Are these USB "AI edge accelerators" useful for running models locally?

towhee@hexbear.net · edit-2 1 month ago

Roughly speaking, each token requires the computer to fetch & iterate over the entire model in memory. So memory bandwidth is usually the constraint. If you put a 10 GB model on it and the memory bandwidth is 10 GB/s (number made up) it will be one second per token. If you have multiple compute cores, each perhaps with their own 10 GB/s memory bandwidth limit, then you can divide one second by the number of cores to get the time per token.

Idk why you would use a USB stick and not just run it in CPU/RAM on an ordinary computer. Small models are shit anyway though (even against the baseline of large/frontier hosted models being shit).

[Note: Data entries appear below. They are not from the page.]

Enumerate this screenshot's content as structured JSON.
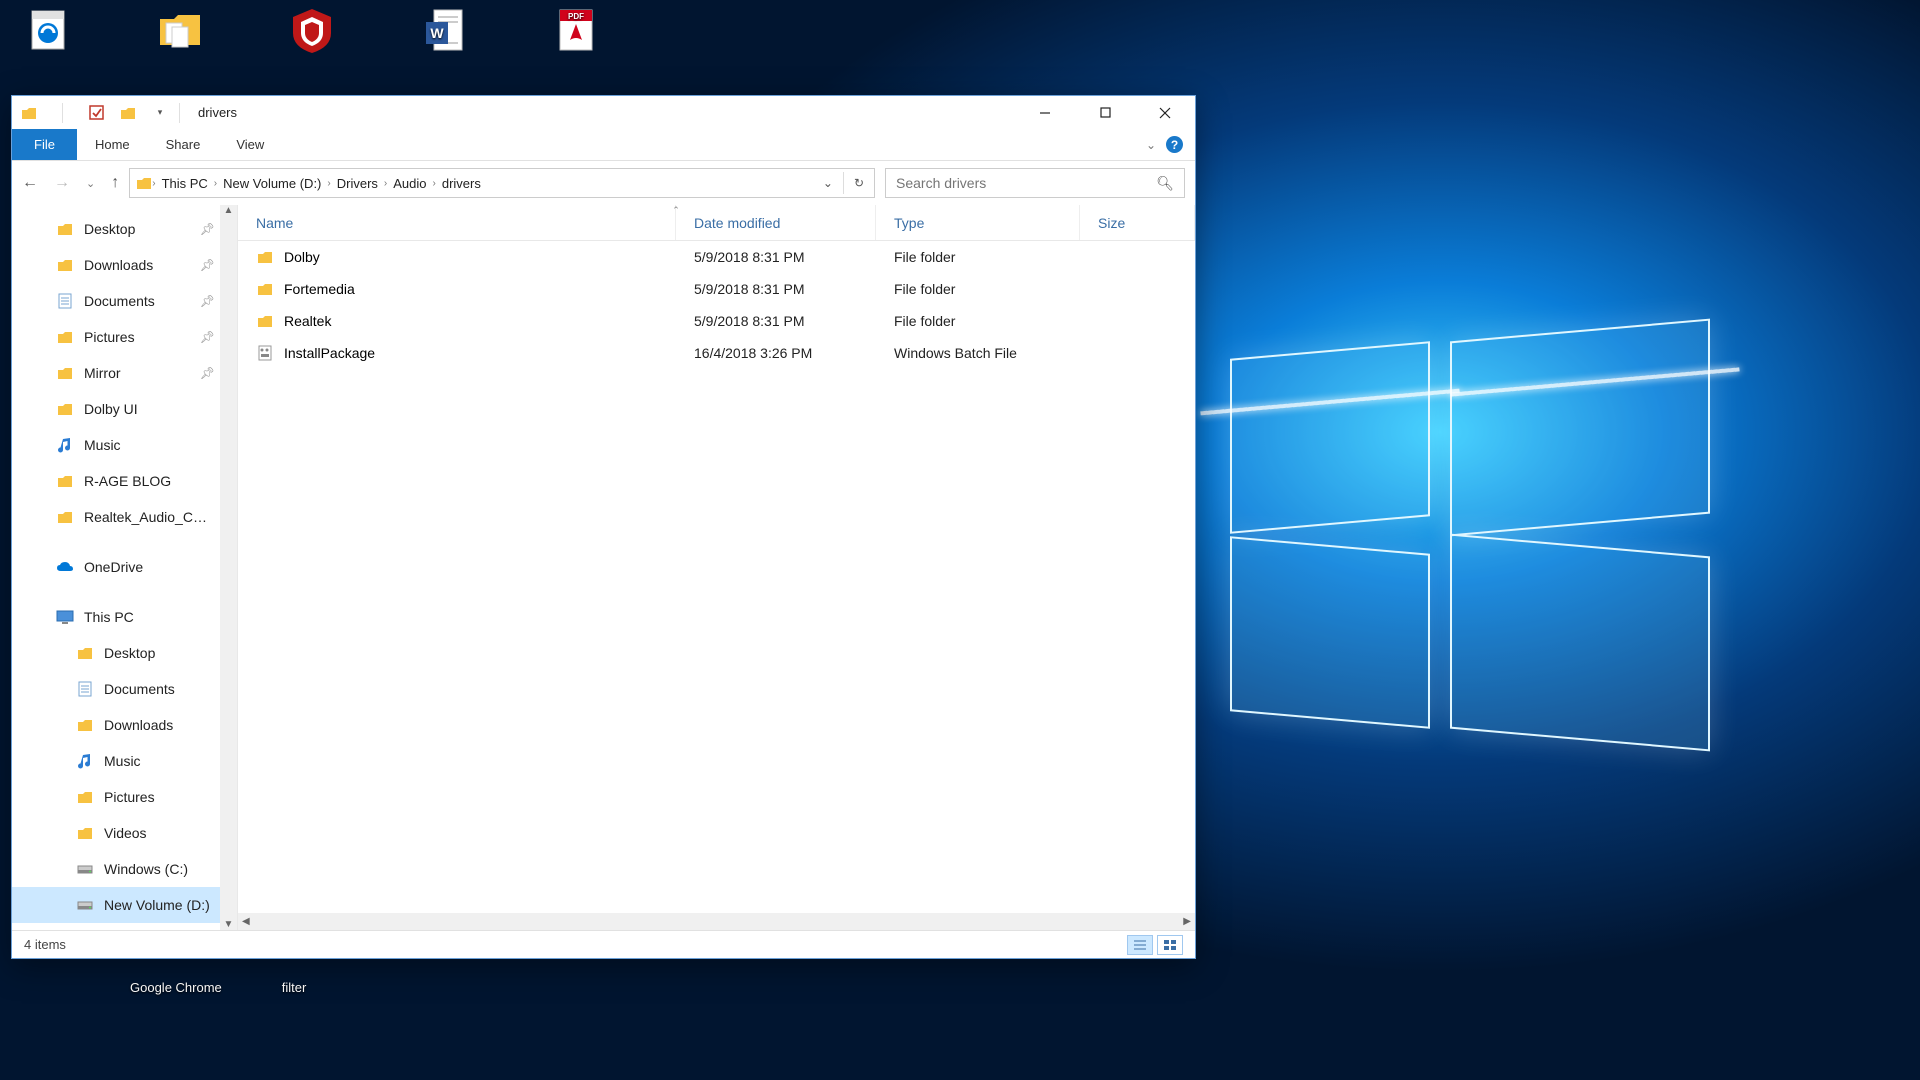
{
  "desktop": {
    "icons": [
      {
        "label": "",
        "kind": "edge"
      },
      {
        "label": "",
        "kind": "folder"
      },
      {
        "label": "",
        "kind": "mcafee"
      },
      {
        "label": "",
        "kind": "word"
      },
      {
        "label": "",
        "kind": "pdf"
      }
    ],
    "taskbar_remnants": [
      "Google Chrome",
      "filter"
    ]
  },
  "window": {
    "title": "drivers",
    "tabs": {
      "file": "File",
      "home": "Home",
      "share": "Share",
      "view": "View"
    },
    "win_controls": {
      "min": "—",
      "max": "▢",
      "close": "✕"
    },
    "breadcrumbs": [
      "This PC",
      "New Volume (D:)",
      "Drivers",
      "Audio",
      "drivers"
    ],
    "search_placeholder": "Search drivers",
    "columns": {
      "name": "Name",
      "date": "Date modified",
      "type": "Type",
      "size": "Size"
    },
    "status": "4 items"
  },
  "navpane": {
    "quick": [
      {
        "label": "Desktop",
        "icon": "folder",
        "pinned": true
      },
      {
        "label": "Downloads",
        "icon": "folder",
        "pinned": true
      },
      {
        "label": "Documents",
        "icon": "documents",
        "pinned": true
      },
      {
        "label": "Pictures",
        "icon": "folder",
        "pinned": true
      },
      {
        "label": "Mirror",
        "icon": "folder",
        "pinned": true
      },
      {
        "label": "Dolby UI",
        "icon": "folder",
        "pinned": false
      },
      {
        "label": "Music",
        "icon": "music",
        "pinned": false
      },
      {
        "label": "R-AGE BLOG",
        "icon": "folder",
        "pinned": false
      },
      {
        "label": "Realtek_Audio_C…",
        "icon": "folder",
        "pinned": false
      }
    ],
    "onedrive": "OneDrive",
    "thispc": {
      "label": "This PC",
      "children": [
        {
          "label": "Desktop",
          "icon": "folder"
        },
        {
          "label": "Documents",
          "icon": "documents"
        },
        {
          "label": "Downloads",
          "icon": "folder"
        },
        {
          "label": "Music",
          "icon": "music"
        },
        {
          "label": "Pictures",
          "icon": "folder"
        },
        {
          "label": "Videos",
          "icon": "folder"
        },
        {
          "label": "Windows (C:)",
          "icon": "drive"
        },
        {
          "label": "New Volume (D:)",
          "icon": "drive",
          "selected": true
        }
      ]
    }
  },
  "files": [
    {
      "name": "Dolby",
      "date": "5/9/2018 8:31 PM",
      "type": "File folder",
      "size": "",
      "icon": "folder"
    },
    {
      "name": "Fortemedia",
      "date": "5/9/2018 8:31 PM",
      "type": "File folder",
      "size": "",
      "icon": "folder"
    },
    {
      "name": "Realtek",
      "date": "5/9/2018 8:31 PM",
      "type": "File folder",
      "size": "",
      "icon": "folder"
    },
    {
      "name": "InstallPackage",
      "date": "16/4/2018 3:26 PM",
      "type": "Windows Batch File",
      "size": "",
      "icon": "batch"
    }
  ]
}
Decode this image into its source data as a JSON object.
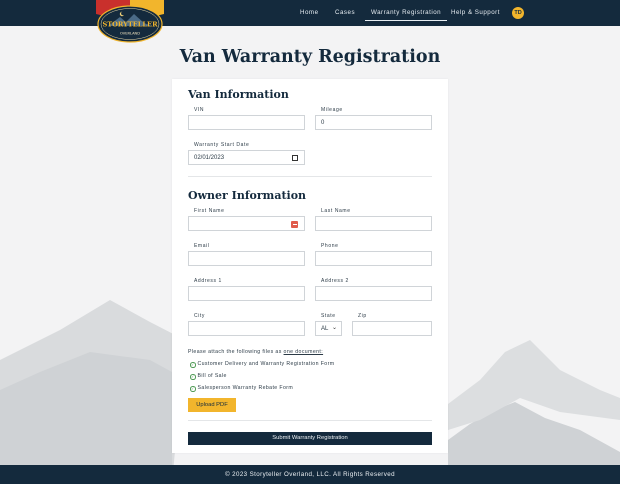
{
  "nav": {
    "logo_text_top": "STORYTELLER",
    "logo_text_bottom": "OVERLAND",
    "links": [
      "Home",
      "Cases",
      "Warranty Registration",
      "Help & Support"
    ],
    "active_link": "Warranty Registration",
    "avatar_initials": "TD"
  },
  "page": {
    "title": "Van Warranty Registration"
  },
  "van_info": {
    "heading": "Van Information",
    "vin_label": "VIN",
    "vin_value": "",
    "mileage_label": "Mileage",
    "mileage_value": "0",
    "start_date_label": "Warranty Start Date",
    "start_date_value": "02/01/2023"
  },
  "owner_info": {
    "heading": "Owner Information",
    "first_name_label": "First Name",
    "first_name_value": "",
    "last_name_label": "Last Name",
    "last_name_value": "",
    "email_label": "Email",
    "email_value": "",
    "phone_label": "Phone",
    "phone_value": "",
    "address1_label": "Address 1",
    "address1_value": "",
    "address2_label": "Address 2",
    "address2_value": "",
    "city_label": "City",
    "city_value": "",
    "state_label": "State",
    "state_value": "AL",
    "zip_label": "Zip",
    "zip_value": ""
  },
  "attachments": {
    "instruction_prefix": "Please attach the following files as ",
    "instruction_link": "one document:",
    "documents": [
      "Customer Delivery and Warranty Registration Form",
      "Bill of Sale",
      "Salesperson Warranty Rebate Form"
    ],
    "upload_label": "Upload PDF"
  },
  "submit_label": "Submit Warranty Registration",
  "footer": {
    "text": "© 2023 Storyteller Overland, LLC. All Rights Reserved"
  },
  "colors": {
    "navy": "#142a3d",
    "accent_yellow": "#f2b52c",
    "logo_red": "#c9302c",
    "check_green": "#4f9a55"
  }
}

aanes_appreciator [he/him, comrade/them]@hexbear.net · edit-2 1 month ago

Laziness and the prospect of a cheap hack to avoid having to drag my server out of it’s confines to sort it. Saw an ad a while ago and had the thought ever since!

Oh, and the Coral TPUs are at least m.2, but yeah I can see why usb dongles are just a meme…

towhee@hexbear.net · edit-2 1 month ago

At least try running a local model on your regular computer first to see whether you can deal with how shit they are. The quality of a model is roughly proportional to its size in memory (that’s why the memory chip market is fucked right now). Computation speed only controls how fast it generates tokens.